The third example involves the management and coordination of storm recovery efforts for the farms in Murai. Earlier this year, an unusually severe storm hit the north-western part of Singapore. It caused extensive damage to four farms which resulted in collapsed structures and damaged roofing. The worst hit farm was Chew’s Agriculture, where chickens were trapped under collapsed sheds and several escaped. AVA and other agencies, together with stakeholders in the farming community, came together to deliver a coordinated and prompt response to the crisis. It was a multi-agency effort. For example, NParks cleared road obstructions caused by fallen trees along Murai Farmway within the day. AVA, BCA and SLA came together to help Chew’s have the building closure order on their egg processing plant lifted quickly, so as to minimise the disruption to their egg production. PUB and NEA put in measures to contain and dispose of the storm runoff to ensure that our water resources are safeguarded. All these are just part of the entire recovery effort. There was a lot more that happened, particularly behind the scenes. It was really a combined effort across government agencies together with the affected farmers, and it shows that no matter what problems we face, even if it’s a natural disaster of this nature – not quite a disaster but a natural inclement weather – we do not have to be daunted and we can work together to overcome our challenges.  

These are three examples of projects in the MND Family. They are by no means comprehensive and I encourage all of you to check out the exhibits later to find out more about the other projects.

There are common themes that run across these projects. First, all of them involve collaboration and teamwork – not just within MND but across government agencies, as well as the private sector, voluntary groups and members of the public. It reflects the increased complexity and multi-faceted nature of the issues we face today. So it’s important that we embrace this mind-set of collaboration in our work, so as to achieve better and more holistic outcomes for Singaporeans.

The other theme is about innovation. Technology certainly is an important enabler for innovation and if you look at the projects, many of them involved some aspect of technology. But innovation is much more than going high-tech, because sometimes, the most meaningful change doesn’t require a lot of deep technology. Very often, it’s also about processes, organisational and cultural change, and mind-set change. Ultimately, it’s about the spirit of always striving to do better, asking ourselves if there is a better way of doing things, however small the change may be. 

These are important mind-sets to uphold as we go about our work of transforming Singapore. Sometimes, people will say there’s not much more to do in transforming Singapore because we are already so built up. We have made the big jump from third world to first and everything else from now is just about maintaining the status quo. That’s a very dangerous mind-set to have. In fact, if you look at the plans that we are putting together for our city and all over Singapore, I would say that Singapore will be undergoing its most extensive transformation yet, over the coming decades. There is still much more that can be done, and the possibilities for transformation are limited only by our imagination. So we should think boldly, imaginatively, and develop new ways to make Singapore stand out as a leading city for Asia and the world.  
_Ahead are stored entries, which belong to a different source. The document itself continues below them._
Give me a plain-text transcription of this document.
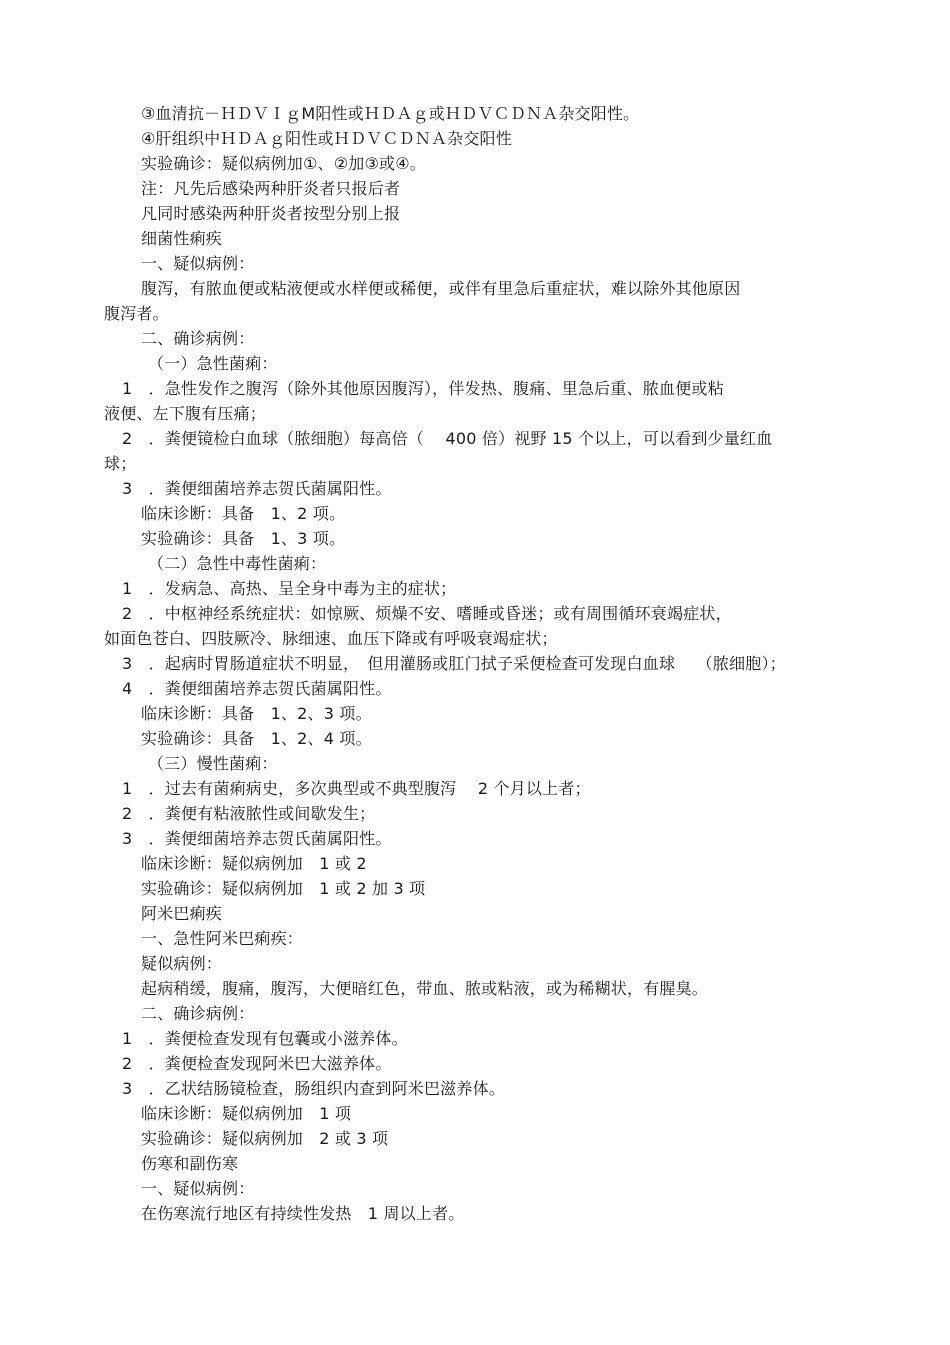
③血清抗－ＨＤＶＩｇM阳性或ＨＤＡｇ或ＨＤＶＣＤＮＡ杂交阳性。
④肝组织中ＨＤＡｇ阳性或ＨＤＶＣＤＮＡ杂交阳性
实验确诊：疑似病例加①、②加③或④。
注：凡先后感染两种肝炎者只报后者
凡同时感染两种肝炎者按型分别上报
细菌性痢疾
一、疑似病例：
腹泻，有脓血便或粘液便或水样便或稀便，或伴有里急后重症状，难以除外其他原因
腹泻者。
二、确诊病例：
（一）急性菌痢：
1　．急性发作之腹泻（除外其他原因腹泻），伴发热、腹痛、里急后重、脓血便或粘
液便、左下腹有压痛；
2　．粪便镜检白血球（脓细胞）每高倍（　 400 倍）视野 15 个以上，可以看到少量红血
球；
3　．粪便细菌培养志贺氏菌属阳性。
临床诊断：具备　1、2 项。
实验确诊：具备　1、3 项。
（二）急性中毒性菌痢：
1　．发病急、高热、呈全身中毒为主的症状；
2　．中枢神经系统症状：如惊厥、烦燥不安、嗜睡或昏迷；或有周围循环衰竭症状，
如面色苍白、四肢厥冷、脉细速、血压下降或有呼吸衰竭症状；
3　．起病时胃肠道症状不明显，　但用灌肠或肛门拭子采便检查可发现白血球　 （脓细胞）；
4　．粪便细菌培养志贺氏菌属阳性。
临床诊断：具备　1、2、3 项。
实验确诊：具备　1、2、4 项。
（三）慢性菌痢：
1　．过去有菌痢病史，多次典型或不典型腹泻　 2 个月以上者；
2　．粪便有粘液脓性或间歇发生；
3　．粪便细菌培养志贺氏菌属阳性。
临床诊断：疑似病例加　1 或 2
实验确诊：疑似病例加　1 或 2 加 3 项
阿米巴痢疾
一、急性阿米巴痢疾：
疑似病例：
起病稍缓，腹痛，腹泻，大便暗红色，带血、脓或粘液，或为稀糊状，有腥臭。
二、确诊病例：
1　．粪便检查发现有包囊或小滋养体。
2　．粪便检查发现阿米巴大滋养体。
3　．乙状结肠镜检查，肠组织内查到阿米巴滋养体。
临床诊断：疑似病例加　1 项
实验确诊：疑似病例加　2 或 3 项
伤寒和副伤寒
一、疑似病例：
在伤寒流行地区有持续性发热　1 周以上者。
At the end of the day, it’s also important to remember why we are doing all this, and what we are trying to achieve. Singaporeans, our people, must remain at the centre of everything we do. Every project we undertake must strive to create a better living environment for our citizens and make our city more fulfilling, more beautiful and more sustainable for all to enjoy. Ultimately, Singapore must always be a place where the human spirit will flourish and inspire. 

On this National Day, let’s renew our commitment to shape our future together and to make Singapore a more endearing home that all of us can be proud of. 

Thank you and happy National Day once again.